What Is A Multiplier?
Economists and economic development organizations like DCVB use spending as a way to measure success. After all, the purpose of economic development is to fuel the local business climate, create jobs for residents and generate tax revenues that broaden the tax base and lessen the burden on residents.
People are often confused by the term “multiplier.” Multipliers are used to project what a dollar of spending will induce. Dollars visitors spend in a hotel, for instance, are respent by employees and the hotel with cleaners, food and beverage purveyors, construction, utilities, etc.
For example, a dollar spent by a visitor in Durham will induce another 70 cents of spending before it leaves the Durham business climate. This means the multiplier is 1.7. For every dollar of visitor spending, a total economic impact of $1.70 is generated.
On the other hand, if a Durham visitor is diverted to Cary, Raleigh or Chapel Hill for, let’s say, dinner or shopping, “leakage” takes place, meaning the spending and tax revenues are lost.

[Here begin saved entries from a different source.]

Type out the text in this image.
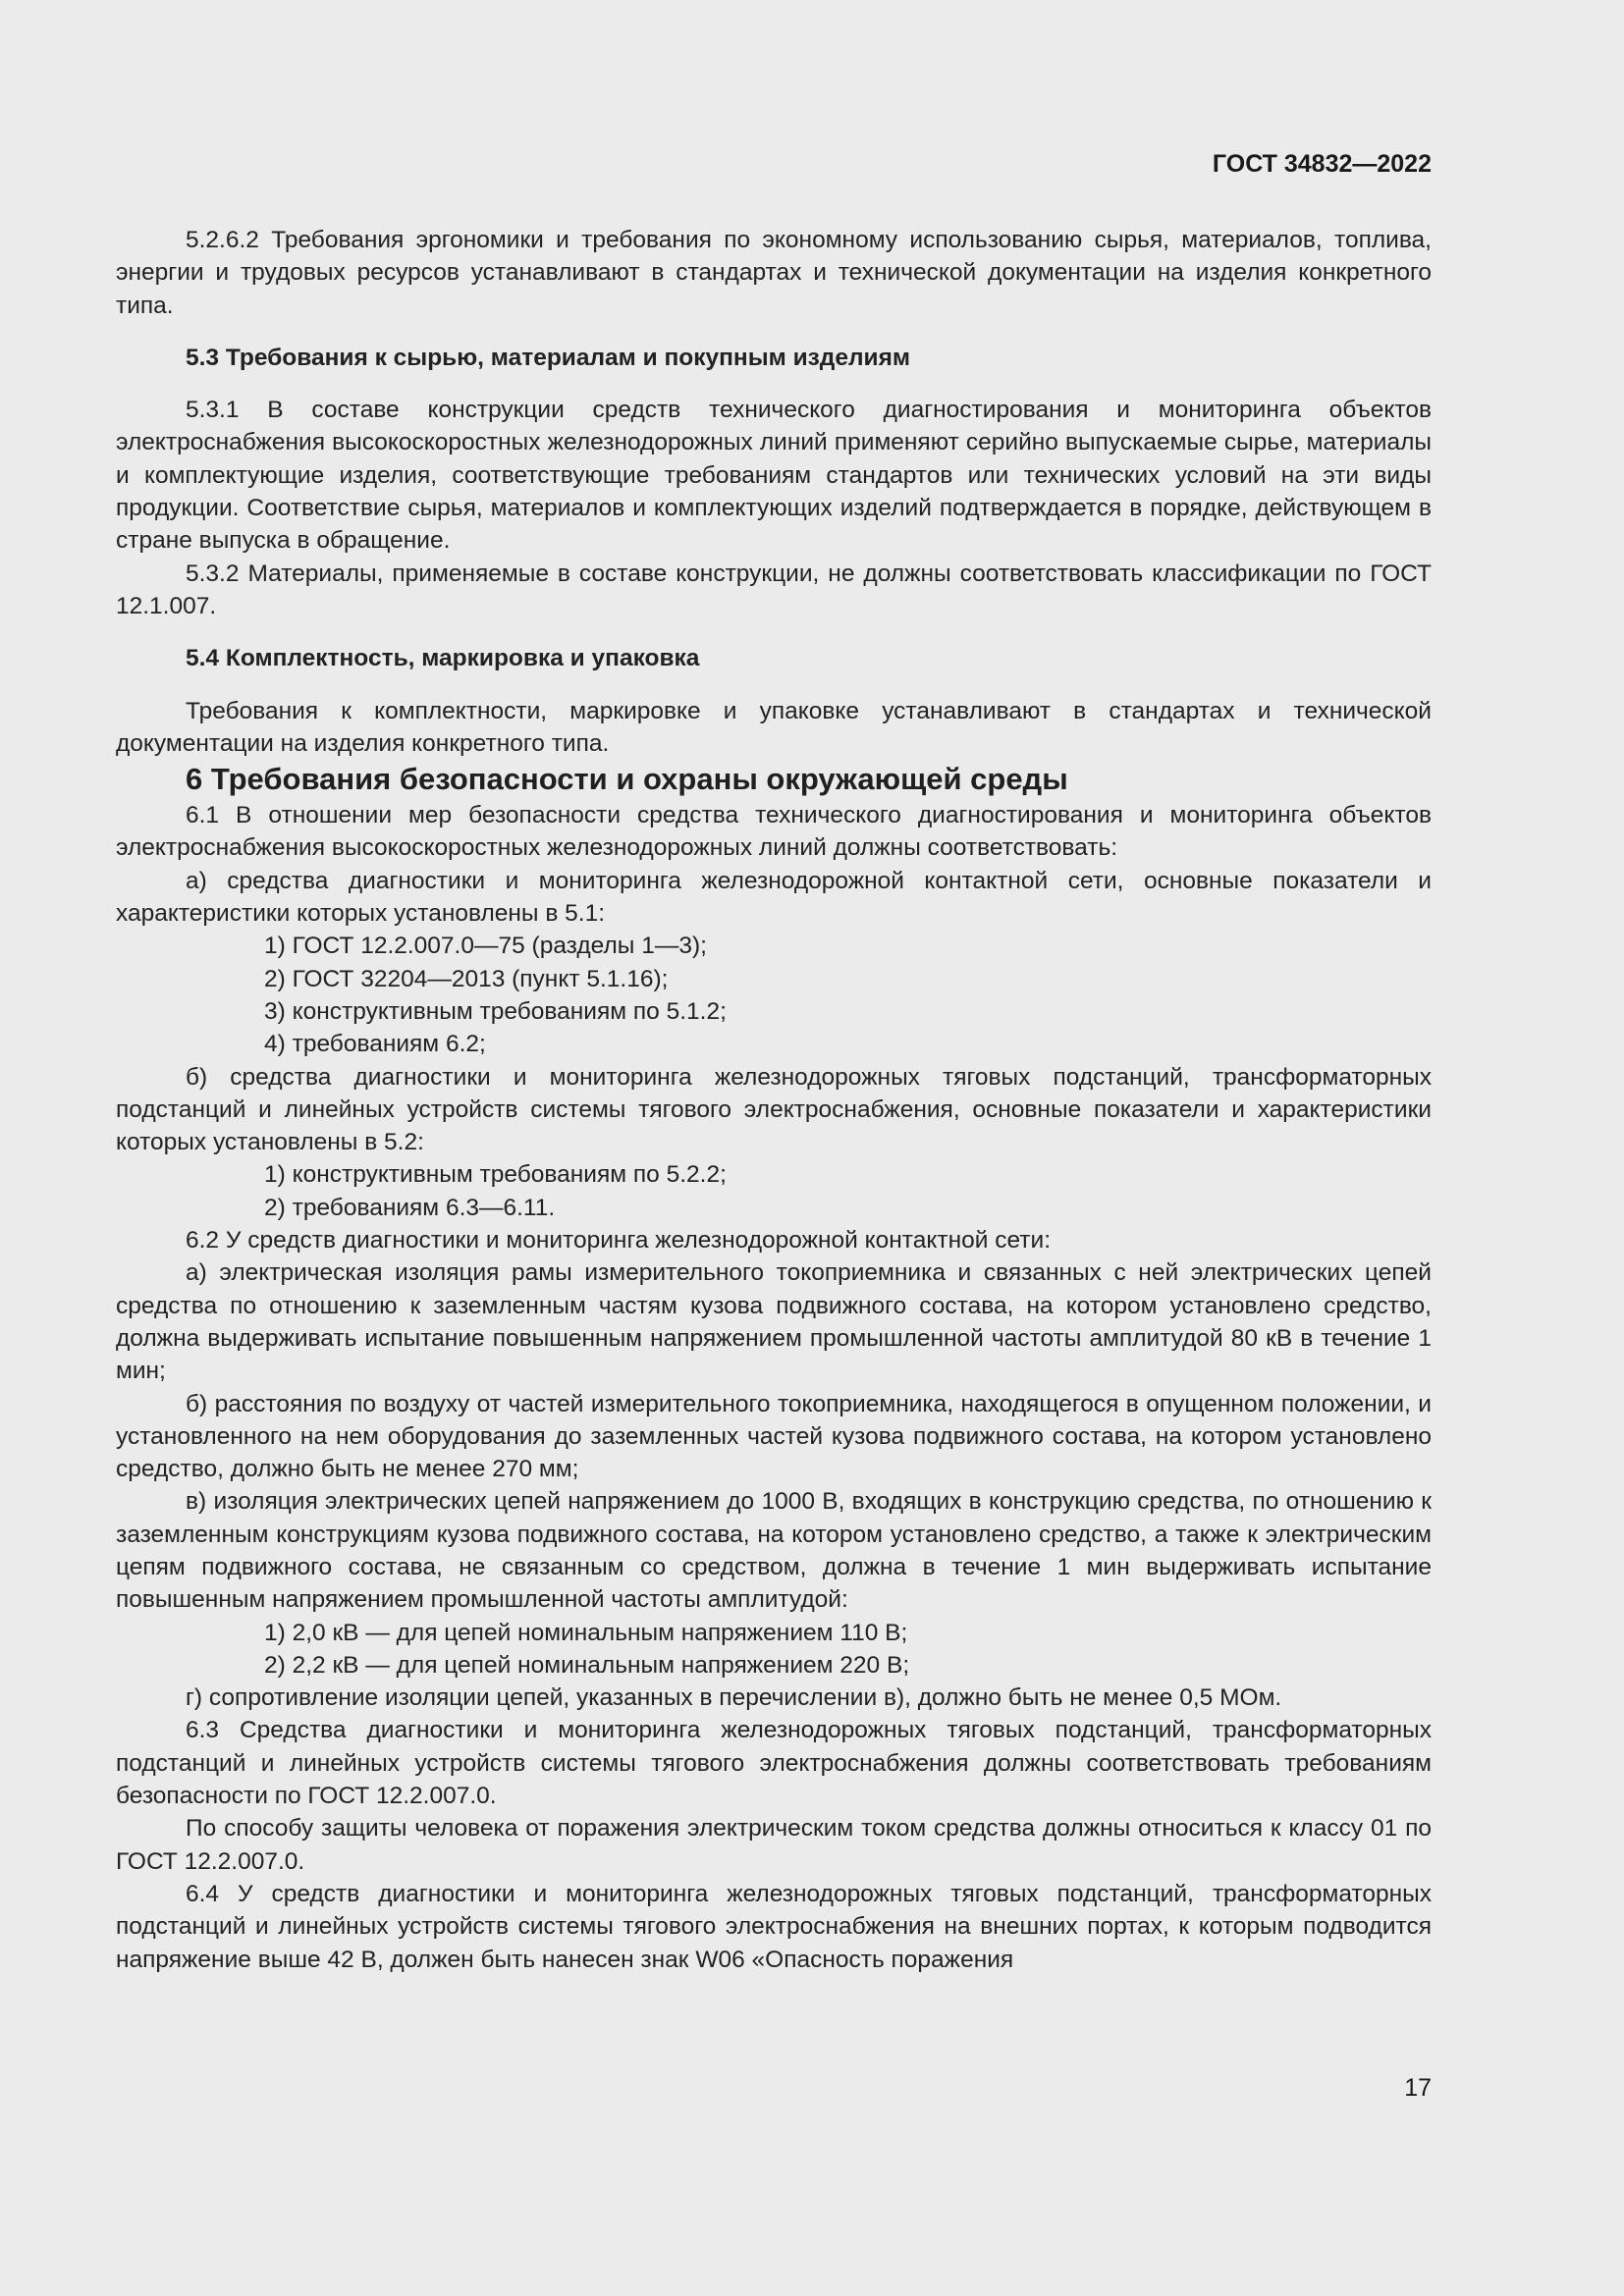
ГОСТ 34832—2022

5.2.6.2 Требования эргономики и требования по экономному использованию сырья, материалов, топлива, энергии и трудовых ресурсов устанавливают в стандартах и технической документации на изделия конкретного типа.

5.3 Требования к сырью, материалам и покупным изделиям

5.3.1 В составе конструкции средств технического диагностирования и мониторинга объектов электроснабжения высокоскоростных железнодорожных линий применяют серийно выпускаемые сырье, материалы и комплектующие изделия, соответствующие требованиям стандартов или технических условий на эти виды продукции. Соответствие сырья, материалов и комплектующих изделий подтверждается в порядке, действующем в стране выпуска в обращение.

5.3.2 Материалы, применяемые в составе конструкции, не должны соответствовать классификации по ГОСТ 12.1.007.

5.4 Комплектность, маркировка и упаковка

Требования к комплектности, маркировке и упаковке устанавливают в стандартах и технической документации на изделия конкретного типа.

6 Требования безопасности и охраны окружающей среды

6.1 В отношении мер безопасности средства технического диагностирования и мониторинга объектов электроснабжения высокоскоростных железнодорожных линий должны соответствовать:

а) средства диагностики и мониторинга железнодорожной контактной сети, основные показатели и характеристики которых установлены в 5.1:

1) ГОСТ 12.2.007.0—75 (разделы 1—3);

2) ГОСТ 32204—2013 (пункт 5.1.16);

3) конструктивным требованиям по 5.1.2;

4) требованиям 6.2;

б) средства диагностики и мониторинга железнодорожных тяговых подстанций, трансформаторных подстанций и линейных устройств системы тягового электроснабжения, основные показатели и характеристики которых установлены в 5.2:

1) конструктивным требованиям по 5.2.2;

2) требованиям 6.3—6.11.

6.2 У средств диагностики и мониторинга железнодорожной контактной сети:

а) электрическая изоляция рамы измерительного токоприемника и связанных с ней электрических цепей средства по отношению к заземленным частям кузова подвижного состава, на котором установлено средство, должна выдерживать испытание повышенным напряжением промышленной частоты амплитудой 80 кВ в течение 1 мин;

б) расстояния по воздуху от частей измерительного токоприемника, находящегося в опущенном положении, и установленного на нем оборудования до заземленных частей кузова подвижного состава, на котором установлено средство, должно быть не менее 270 мм;

в) изоляция электрических цепей напряжением до 1000 В, входящих в конструкцию средства, по отношению к заземленным конструкциям кузова подвижного состава, на котором установлено средство, а также к электрическим цепям подвижного состава, не связанным со средством, должна в течение 1 мин выдерживать испытание повышенным напряжением промышленной частоты амплитудой:

1) 2,0 кВ — для цепей номинальным напряжением 110 В;

2) 2,2 кВ — для цепей номинальным напряжением 220 В;

г) сопротивление изоляции цепей, указанных в перечислении в), должно быть не менее 0,5 МОм.

6.3 Средства диагностики и мониторинга железнодорожных тяговых подстанций, трансформаторных подстанций и линейных устройств системы тягового электроснабжения должны соответствовать требованиям безопасности по ГОСТ 12.2.007.0.

По способу защиты человека от поражения электрическим током средства должны относиться к классу 01 по ГОСТ 12.2.007.0.

6.4 У средств диагностики и мониторинга железнодорожных тяговых подстанций, трансформаторных подстанций и линейных устройств системы тягового электроснабжения на внешних портах, к которым подводится напряжение выше 42 В, должен быть нанесен знак W06 «Опасность поражения

17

Multipliers are not theoretical. They are developed on a county by county basis using input-output studies. They are not interchangeable. Although a typical visitor spending multiplier of 1.7 is used throughout the United States, it varies community by community.
Years ago, multipliers got a bad name when some Chambers of Commerce began to mistakenly use theoretical multipliers...e.g., a perfect economy, one that produces all of its own goods and services would have a multiplier of “7.”
In Durham, while an overall multiplier is used for visitor-related spending, the multipliers vary within the visitor sector for hotels, eating and drinking places, retail stores, sports events, etc. The multipliers or inducements also vary for spending vs. employment generated.